Page 14 of Passion and Payback

“It just means when you sleep like shit a lot, you get used to sleeping like shit a lot. You adapt. If I laid down and tried to get a full eight hours, I’d probably still wake up after a few hours. And if I did force it, I would probably sleep long enough for you to wonder if I’d slipped into a coma.”

“Oh, gross.”

“It’ll take a few weeks for my body to realize it can actually sleep for a full eight or whatever. No big deal, I’ll nap like I normally do.”

It was hard to argue with that. I knew what it was like not to get much sleep. “Alright, well, you do what you have to do. You know best for yourself.”

There was a long enough pause after I spoke that I looked up in confusion to see him watching me with an odd look. “What?”

His face shifted to neutral as he shook his head. “It’s nothing.”

“Kind of looked like something.”

“Nah.”

“Kai?”

He rubbed at his chest before letting out a sigh. “I just…back in the day, you would have given me shit and fretted over me not sleeping right.”

I felt the heavy thump of my heart as the rate picked up, and I realized what he was saying. A lot had changed from when I could live in blissful ignorance. After moving out of my parents' house, I learned to shed the fears and worries of being able to sleep at night without worrying that someone was going to drag me out of bed or wake me up by screaming. That period of peace was gone, however, taken from me by four men with more evil in their hearts than I ever wanted to comprehend.

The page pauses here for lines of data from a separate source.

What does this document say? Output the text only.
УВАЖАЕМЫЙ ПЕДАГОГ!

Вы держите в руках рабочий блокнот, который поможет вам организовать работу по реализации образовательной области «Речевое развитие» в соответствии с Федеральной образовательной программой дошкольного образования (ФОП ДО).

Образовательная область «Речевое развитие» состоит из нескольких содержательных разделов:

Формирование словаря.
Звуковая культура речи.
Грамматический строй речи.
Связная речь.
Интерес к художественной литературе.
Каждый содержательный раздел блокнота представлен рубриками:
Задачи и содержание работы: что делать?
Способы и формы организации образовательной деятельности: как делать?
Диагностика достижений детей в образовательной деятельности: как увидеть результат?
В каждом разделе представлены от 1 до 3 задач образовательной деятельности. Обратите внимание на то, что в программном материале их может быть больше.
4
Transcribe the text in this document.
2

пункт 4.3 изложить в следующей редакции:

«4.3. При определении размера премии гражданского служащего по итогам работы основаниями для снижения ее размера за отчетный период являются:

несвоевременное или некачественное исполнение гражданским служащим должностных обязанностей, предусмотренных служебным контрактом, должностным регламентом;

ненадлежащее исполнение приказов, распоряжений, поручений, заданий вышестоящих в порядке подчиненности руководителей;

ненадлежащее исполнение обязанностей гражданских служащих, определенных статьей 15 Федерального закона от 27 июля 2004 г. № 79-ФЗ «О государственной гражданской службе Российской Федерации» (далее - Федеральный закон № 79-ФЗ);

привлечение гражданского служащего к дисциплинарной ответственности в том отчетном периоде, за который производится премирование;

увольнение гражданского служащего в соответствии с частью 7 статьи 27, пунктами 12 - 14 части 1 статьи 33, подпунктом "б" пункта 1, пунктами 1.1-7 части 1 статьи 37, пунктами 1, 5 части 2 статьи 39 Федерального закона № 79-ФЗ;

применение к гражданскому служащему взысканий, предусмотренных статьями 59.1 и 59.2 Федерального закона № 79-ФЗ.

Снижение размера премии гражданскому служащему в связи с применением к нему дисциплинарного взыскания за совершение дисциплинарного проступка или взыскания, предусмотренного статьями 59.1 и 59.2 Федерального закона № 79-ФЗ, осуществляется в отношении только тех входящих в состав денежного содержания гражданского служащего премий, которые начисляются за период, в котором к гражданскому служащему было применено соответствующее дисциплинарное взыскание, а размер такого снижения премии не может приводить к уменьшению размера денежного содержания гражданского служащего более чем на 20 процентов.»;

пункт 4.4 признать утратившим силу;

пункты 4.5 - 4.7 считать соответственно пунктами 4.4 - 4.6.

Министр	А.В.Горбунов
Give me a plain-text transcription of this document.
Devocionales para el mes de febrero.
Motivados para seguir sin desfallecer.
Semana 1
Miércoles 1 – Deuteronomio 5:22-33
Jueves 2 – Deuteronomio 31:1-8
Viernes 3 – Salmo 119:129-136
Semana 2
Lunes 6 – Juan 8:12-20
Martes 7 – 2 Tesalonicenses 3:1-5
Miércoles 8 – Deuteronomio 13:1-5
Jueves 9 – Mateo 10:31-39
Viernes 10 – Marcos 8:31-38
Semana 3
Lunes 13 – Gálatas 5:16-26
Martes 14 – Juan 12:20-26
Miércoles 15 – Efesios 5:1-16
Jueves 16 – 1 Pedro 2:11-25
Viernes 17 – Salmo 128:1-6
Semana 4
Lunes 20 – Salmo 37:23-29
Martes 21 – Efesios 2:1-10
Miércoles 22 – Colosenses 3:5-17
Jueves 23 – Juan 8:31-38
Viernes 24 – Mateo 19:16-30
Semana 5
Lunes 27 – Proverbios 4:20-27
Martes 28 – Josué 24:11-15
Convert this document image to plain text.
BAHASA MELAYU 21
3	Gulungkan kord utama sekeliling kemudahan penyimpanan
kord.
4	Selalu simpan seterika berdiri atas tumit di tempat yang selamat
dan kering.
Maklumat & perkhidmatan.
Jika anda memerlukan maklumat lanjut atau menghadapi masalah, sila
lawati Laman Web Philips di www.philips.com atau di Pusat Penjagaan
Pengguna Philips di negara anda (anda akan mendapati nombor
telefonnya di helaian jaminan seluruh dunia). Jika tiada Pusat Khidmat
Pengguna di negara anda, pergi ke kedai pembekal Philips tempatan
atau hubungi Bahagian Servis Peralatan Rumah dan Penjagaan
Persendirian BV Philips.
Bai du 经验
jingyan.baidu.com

“Well, I know what it’s like to have troubled sleep,” I said in the best voice I could manage. I tried to avoid talking about what was going on in my head, but I knew it didn’t make sense to do it around Kai. The man not only knew me better than I knew him, but he was damned good at reading people. Plus, he probably knew how to spot the signs of someone who wasn’t doing the best mentally.

I could feel the questions behind his eyes, but instead, he just nodded. “I’m going to take that shower now. Anything I should know?”

“Not really,” I assured him. “It’s pretty simple. No tricks, no fiddling.”

“I remember your last apartment,” he said with a laugh, his eyes darting to me. “Well, anyway.”

I sighed heavily, appreciating his care for me and irritated by his tiptoeing. “Kai?”

“Yeah?”

“You can bring up things thatmightconnect to Lucas, okay? I’m not going to break down because of his memory. It’s been two years.”

“Is two years enough?”

The bluntness of the question took me more off guard than the question itself, and I stared at him in surprise. After taking a moment to recover, I could only shrug. “It’s enough for now. I moved out of our old place because the memories of him, of us, were everywhere and they were too much. I stored his things for a while for the same reason. But look around. I have pictures of us in the café and my living room. I can finally listen to the music he loved, and I pulled his old paintings out of storage and hung them up a few months ago. So yes, it hurts, sometimes it hurts like fucking hell, and I forget how to breathe, but…I’m not drowning anymore. And you, of all people, should know I’m not a fragile flower.”

He watched me for several seconds before nodding. “Alright. And just so you know, it doesn’t take being a fragile flower to be hurt badly.”

“I know that.”

“Okay, I’m going to take that shower.”

“Then I’ll get these potatoes going.”

His grunt told me he was perfectly fine with that, and I watched him drift out of the room. For one jarring moment, I realized I could no longer track his movements through the apartment once he was out of the room. I didn’t have guests over often, and never for the night, but I suddenly realized I tracked their movements through the house by listening to their footsteps. Except with Kai…there were no footsteps.

I didn’t know which was more unsettling, the realization about him or the one about myself. Yet, instead of dwelling, I glanced at the nearby cat sitting on the floor, watching me serenely. “You know, I think that might be why you guys like him so much. Maybe he’s just a cat that got mixed up in the factory and turned into a human. What do you think?”

She blinked at me, which I took as a yes, and busied myself with the potatoes. I had sliced them into wedges and onlywanted to soften them a bit, not cook them thoroughly. While they did, I prepared the dressing and turned on the stove to be preheated when it was time to finish the potatoes.

I had just got the potatoes out and was stirring them in the oil and herb mixture when a shirtless, wet man appeared in the doorway. Without taking a moment to remember I wasn’t alone, I jerked hard enough to send a few chunks of potato flying across the kitchen to splat on the wall. “Jesus Christ!”

Kai stared at me with wide eyes, his hand balling into a fist but otherwise not moving. “Sorry.”

“No, you’re…you’re fine,” I said with a shaky laugh. “I just forgot I wasn’t alone while I was zoned out on dinner. Fucking hell, you move so quietly, I’m going to need to put a bell on you.”